In the past decade, there has been impressive success in the prevention of mother-to-child HIV transmission. However, we have not eliminated the problem of pediatric HIV infection, and much work remains to be done. Research in pediatric, adolescent, and maternal HIV infections is often a neglected area at major scientific HIV conferences, yet is critical to achieving an AIDS-free generation.
While we have highly effective interventions to prevent HIV transmission, implementation has been incomplete. In 2015, 1.8 million children were living with HIV and 150,000 were newly infected with the disease worldwide. Even with the continued scale-up of preventive services, it is estimated that 2 million children will need antiretroviral treatment (ART) in 2020. Unfortunately, children are substantially less likely than adults to be diagnosed, engaged in care, and to access lifesaving ART.

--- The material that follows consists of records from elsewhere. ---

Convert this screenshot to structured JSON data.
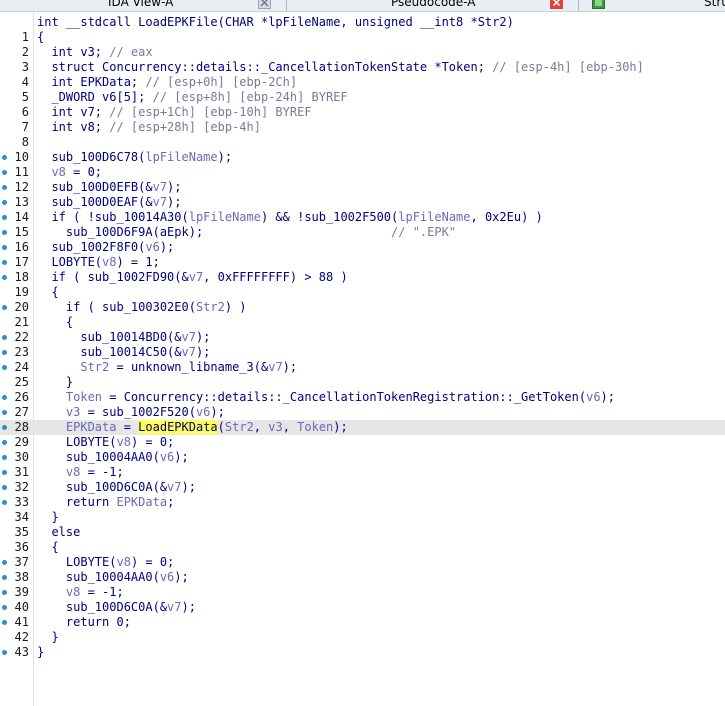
{
  "tabs": [
    {
      "label": "IDA View-A"
    },
    {
      "label": "Pseudocode-A"
    },
    {
      "label": "Stru"
    }
  ],
  "code_lines": [
    {
      "n": "",
      "bp": false,
      "parts": [
        [
          "t",
          "int __stdcall LoadEPKFile(CHAR *lpFileName, unsigned __int8 *Str2)"
        ]
      ]
    },
    {
      "n": "1",
      "bp": false,
      "parts": [
        [
          "t",
          "{"
        ]
      ]
    },
    {
      "n": "2",
      "bp": false,
      "parts": [
        [
          "t",
          "  int v3; "
        ],
        [
          "c",
          "// eax"
        ]
      ]
    },
    {
      "n": "3",
      "bp": false,
      "parts": [
        [
          "t",
          "  struct Concurrency::details::_CancellationTokenState *Token; "
        ],
        [
          "c",
          "// [esp-4h] [ebp-30h]"
        ]
      ]
    },
    {
      "n": "4",
      "bp": false,
      "parts": [
        [
          "t",
          "  int EPKData; "
        ],
        [
          "c",
          "// [esp+0h] [ebp-2Ch]"
        ]
      ]
    },
    {
      "n": "5",
      "bp": false,
      "parts": [
        [
          "t",
          "  _DWORD v6[5]; "
        ],
        [
          "c",
          "// [esp+8h] [ebp-24h] BYREF"
        ]
      ]
    },
    {
      "n": "6",
      "bp": false,
      "parts": [
        [
          "t",
          "  int v7; "
        ],
        [
          "c",
          "// [esp+1Ch] [ebp-10h] BYREF"
        ]
      ]
    },
    {
      "n": "7",
      "bp": false,
      "parts": [
        [
          "t",
          "  int v8; "
        ],
        [
          "c",
          "// [esp+28h] [ebp-4h]"
        ]
      ]
    },
    {
      "n": "8",
      "bp": false,
      "parts": [
        [
          "t",
          ""
        ]
      ]
    },
    {
      "n": "10",
      "bp": true,
      "parts": [
        [
          "t",
          "  sub_100D6C78("
        ],
        [
          "v",
          "lpFileName"
        ],
        [
          "t",
          ");"
        ]
      ]
    },
    {
      "n": "11",
      "bp": true,
      "parts": [
        [
          "t",
          "  "
        ],
        [
          "v",
          "v8"
        ],
        [
          "t",
          " = 0;"
        ]
      ]
    },
    {
      "n": "12",
      "bp": true,
      "parts": [
        [
          "t",
          "  sub_100D0EFB(&"
        ],
        [
          "v",
          "v7"
        ],
        [
          "t",
          ");"
        ]
      ]
    },
    {
      "n": "13",
      "bp": true,
      "parts": [
        [
          "t",
          "  sub_100D0EAF(&"
        ],
        [
          "v",
          "v7"
        ],
        [
          "t",
          ");"
        ]
      ]
    },
    {
      "n": "14",
      "bp": true,
      "parts": [
        [
          "t",
          "  if ( !sub_10014A30("
        ],
        [
          "v",
          "lpFileName"
        ],
        [
          "t",
          ") && !sub_1002F500("
        ],
        [
          "v",
          "lpFileName"
        ],
        [
          "t",
          ", 0x2Eu) )"
        ]
      ]
    },
    {
      "n": "15",
      "bp": true,
      "parts": [
        [
          "t",
          "    sub_100D6F9A(aEpk);                          "
        ],
        [
          "c",
          "// \".EPK\""
        ]
      ]
    },
    {
      "n": "16",
      "bp": true,
      "parts": [
        [
          "t",
          "  sub_1002F8F0("
        ],
        [
          "v",
          "v6"
        ],
        [
          "t",
          ");"
        ]
      ]
    },
    {
      "n": "17",
      "bp": true,
      "parts": [
        [
          "t",
          "  LOBYTE("
        ],
        [
          "v",
          "v8"
        ],
        [
          "t",
          ") = 1;"
        ]
      ]
    },
    {
      "n": "18",
      "bp": true,
      "parts": [
        [
          "t",
          "  if ( sub_1002FD90(&"
        ],
        [
          "v",
          "v7"
        ],
        [
          "t",
          ", 0xFFFFFFFF) > 88 )"
        ]
      ]
    },
    {
      "n": "19",
      "bp": false,
      "parts": [
        [
          "t",
          "  {"
        ]
      ]
    },
    {
      "n": "20",
      "bp": true,
      "parts": [
        [
          "t",
          "    if ( sub_100302E0("
        ],
        [
          "v",
          "Str2"
        ],
        [
          "t",
          ") )"
        ]
      ]
    },
    {
      "n": "21",
      "bp": false,
      "parts": [
        [
          "t",
          "    {"
        ]
      ]
    },
    {
      "n": "22",
      "bp": true,
      "parts": [
        [
          "t",
          "      sub_10014BD0(&"
        ],
        [
          "v",
          "v7"
        ],
        [
          "t",
          ");"
        ]
      ]
    },
    {
      "n": "23",
      "bp": true,
      "parts": [
        [
          "t",
          "      sub_10014C50(&"
        ],
        [
          "v",
          "v7"
        ],
        [
          "t",
          ");"
        ]
      ]
    },
    {
      "n": "24",
      "bp": true,
      "parts": [
        [
          "t",
          "      "
        ],
        [
          "v",
          "Str2"
        ],
        [
          "t",
          " = unknown_libname_3(&"
        ],
        [
          "v",
          "v7"
        ],
        [
          "t",
          ");"
        ]
      ]
    },
    {
      "n": "25",
      "bp": false,
      "parts": [
        [
          "t",
          "    }"
        ]
      ]
    },
    {
      "n": "26",
      "bp": true,
      "parts": [
        [
          "t",
          "    "
        ],
        [
          "v",
          "Token"
        ],
        [
          "t",
          " = Concurrency::details::_CancellationTokenRegistration::_GetToken("
        ],
        [
          "v",
          "v6"
        ],
        [
          "t",
          ");"
        ]
      ]
    },
    {
      "n": "27",
      "bp": true,
      "parts": [
        [
          "t",
          "    "
        ],
        [
          "v",
          "v3"
        ],
        [
          "t",
          " = sub_1002F520("
        ],
        [
          "v",
          "v6"
        ],
        [
          "t",
          ");"
        ]
      ]
    },
    {
      "n": "28",
      "bp": true,
      "current": true,
      "parts": [
        [
          "t",
          "    "
        ],
        [
          "v",
          "EPKData"
        ],
        [
          "t",
          " = "
        ],
        [
          "h",
          "LoadEPKData"
        ],
        [
          "t",
          "("
        ],
        [
          "v",
          "Str2"
        ],
        [
          "t",
          ", "
        ],
        [
          "v",
          "v3"
        ],
        [
          "t",
          ", "
        ],
        [
          "v",
          "Token"
        ],
        [
          "t",
          ");"
        ]
      ]
    },
    {
      "n": "29",
      "bp": true,
      "parts": [
        [
          "t",
          "    LOBYTE("
        ],
        [
          "v",
          "v8"
        ],
        [
          "t",
          ") = 0;"
        ]
      ]
    },
    {
      "n": "30",
      "bp": true,
      "parts": [
        [
          "t",
          "    sub_10004AA0("
        ],
        [
          "v",
          "v6"
        ],
        [
          "t",
          ");"
        ]
      ]
    },
    {
      "n": "31",
      "bp": true,
      "parts": [
        [
          "t",
          "    "
        ],
        [
          "v",
          "v8"
        ],
        [
          "t",
          " = -1;"
        ]
      ]
    },
    {
      "n": "32",
      "bp": true,
      "parts": [
        [
          "t",
          "    sub_100D6C0A(&"
        ],
        [
          "v",
          "v7"
        ],
        [
          "t",
          ");"
        ]
      ]
    },
    {
      "n": "33",
      "bp": true,
      "parts": [
        [
          "t",
          "    return "
        ],
        [
          "v",
          "EPKData"
        ],
        [
          "t",
          ";"
        ]
      ]
    },
    {
      "n": "34",
      "bp": false,
      "parts": [
        [
          "t",
          "  }"
        ]
      ]
    },
    {
      "n": "35",
      "bp": false,
      "parts": [
        [
          "t",
          "  else"
        ]
      ]
    },
    {
      "n": "36",
      "bp": false,
      "parts": [
        [
          "t",
          "  {"
        ]
      ]
    },
    {
      "n": "37",
      "bp": true,
      "parts": [
        [
          "t",
          "    LOBYTE("
        ],
        [
          "v",
          "v8"
        ],
        [
          "t",
          ") = 0;"
        ]
      ]
    },
    {
      "n": "38",
      "bp": true,
      "parts": [
        [
          "t",
          "    sub_10004AA0("
        ],
        [
          "v",
          "v6"
        ],
        [
          "t",
          ");"
        ]
      ]
    },
    {
      "n": "39",
      "bp": true,
      "parts": [
        [
          "t",
          "    "
        ],
        [
          "v",
          "v8"
        ],
        [
          "t",
          " = -1;"
        ]
      ]
    },
    {
      "n": "40",
      "bp": true,
      "parts": [
        [
          "t",
          "    sub_100D6C0A(&"
        ],
        [
          "v",
          "v7"
        ],
        [
          "t",
          ");"
        ]
      ]
    },
    {
      "n": "41",
      "bp": true,
      "parts": [
        [
          "t",
          "    return 0;"
        ]
      ]
    },
    {
      "n": "42",
      "bp": false,
      "parts": [
        [
          "t",
          "  }"
        ]
      ]
    },
    {
      "n": "43",
      "bp": true,
      "parts": [
        [
          "t",
          "}"
        ]
      ]
    }
  ]
}
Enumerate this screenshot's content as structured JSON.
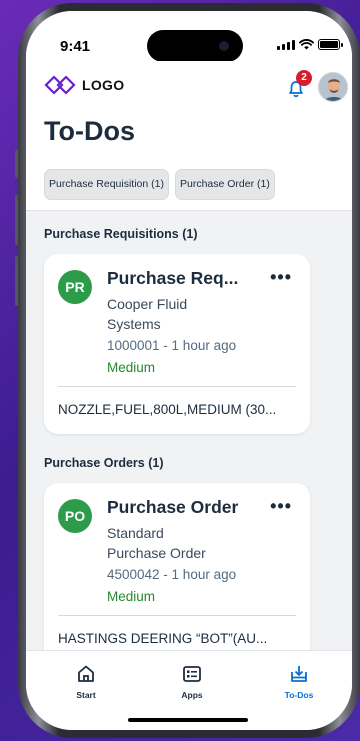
{
  "status": {
    "time": "9:41"
  },
  "header": {
    "logo_text": "LOGO",
    "notification_count": "2",
    "title": "To-Dos",
    "filters": [
      {
        "label": "Purchase Requisition (1)"
      },
      {
        "label": "Purchase Order (1)"
      }
    ]
  },
  "sections": [
    {
      "title": "Purchase Requisitions (1)",
      "card": {
        "avatar": "PR",
        "title": "Purchase Req...",
        "subtitle": "Cooper Fluid Systems",
        "meta": "1000001 - 1 hour ago",
        "priority": "Medium",
        "description": "NOZZLE,FUEL,800L,MEDIUM (30..."
      }
    },
    {
      "title": "Purchase Orders (1)",
      "card": {
        "avatar": "PO",
        "title": "Purchase Order",
        "subtitle": "Standard Purchase Order",
        "meta": "4500042 - 1 hour ago",
        "priority": "Medium",
        "description": "HASTINGS DEERING “BOT”(AU..."
      }
    }
  ],
  "tabbar": {
    "tabs": [
      {
        "label": "Start",
        "icon": "home-icon",
        "active": false
      },
      {
        "label": "Apps",
        "icon": "apps-icon",
        "active": false
      },
      {
        "label": "To-Dos",
        "icon": "todo-icon",
        "active": true
      }
    ]
  },
  "colors": {
    "accent": "#0a6ed1",
    "avatar_green": "#2e9b4a",
    "priority_green": "#25882f",
    "badge_red": "#d81e2c",
    "logo_purple": "#6a1fd1"
  }
}
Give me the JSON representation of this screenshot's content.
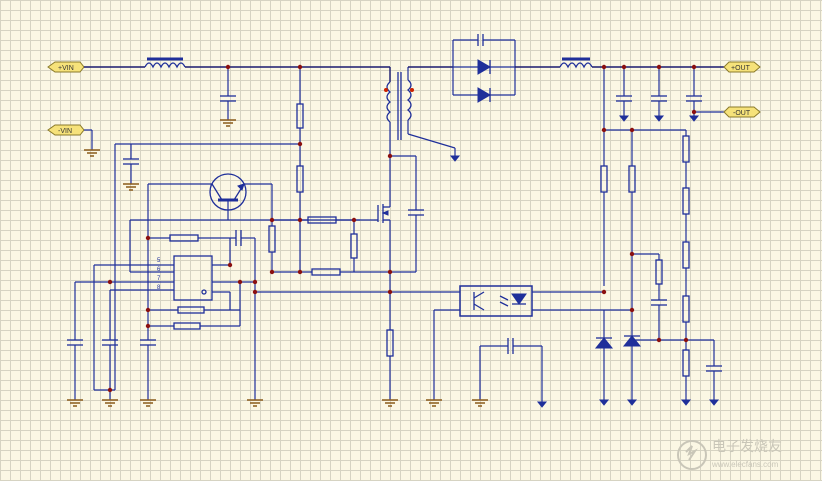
{
  "ports": {
    "vin_pos": "+VIN",
    "vin_neg": "-VIN",
    "out_pos": "+OUT",
    "out_neg": "-OUT"
  },
  "ic_pins": [
    "5",
    "6",
    "7",
    "8"
  ],
  "watermark": {
    "title": "电子发烧友",
    "url": "www.elecfans.com"
  },
  "colors": {
    "wire": "#1f2f9a",
    "ground": "#8a5a1a",
    "junction": "#8b1010",
    "port_fill": "#f6e27a",
    "background": "#fbf7e4"
  }
}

The treatment of pediatric HIV infection, particularly of infants and young children, remains complex and problematic. Rapid growth and organ system maturation, as well as emotional and cognitive changes that occur across the developmental spectrum from infancy through adolescence, complicate drug development and administration. Adherence outcomes in children have been less than robust and mental health and behavioral issues are emerging as critical to understand and address in order to ensure the success of long-term treatment. Additionally, while fewer infected children are being born, there are increasing concerns about the long-term impact of in utero and postnatal exposures to antiretroviral drugs for those children who escape HIV. Currently an estimated 20% of all infants born in sub-Saharan Africa are exposed to HIV and antiretrovirals during pregnancy and the postnatal period.
Young people account for half of all new cases of HIV infection worldwide, with adolescent girls and young women disproportionately affected. In sub-Saharan Africa in 2015, three out of four newly infected adolescents aged 15–19 years were girls. Adolescents living with HIV have been a particularly difficult group to reach. HIV was the leading cause of death among adolescents living in Africa and the second-leading cause of death in adolescents globally. The uptake of HIV testing among adolescents has remained low. Programs struggle to reach and retain adolescents in care and adherence to treatment has special challenges.
The pediatric HIV cure agenda is an important emerging area of research. Early infant diagnosis is increasingly available globally, enabling the earlier identification of infection and provides new exciting opportunities to study acute infection in children and promising cure strategies. The HIV Pediatrics Workshop is the only meeting entirely devoted to research in the prevention and treatment of HIV infections in infants, children, and adolescents, making it the premier forum for the world’s leading researchers.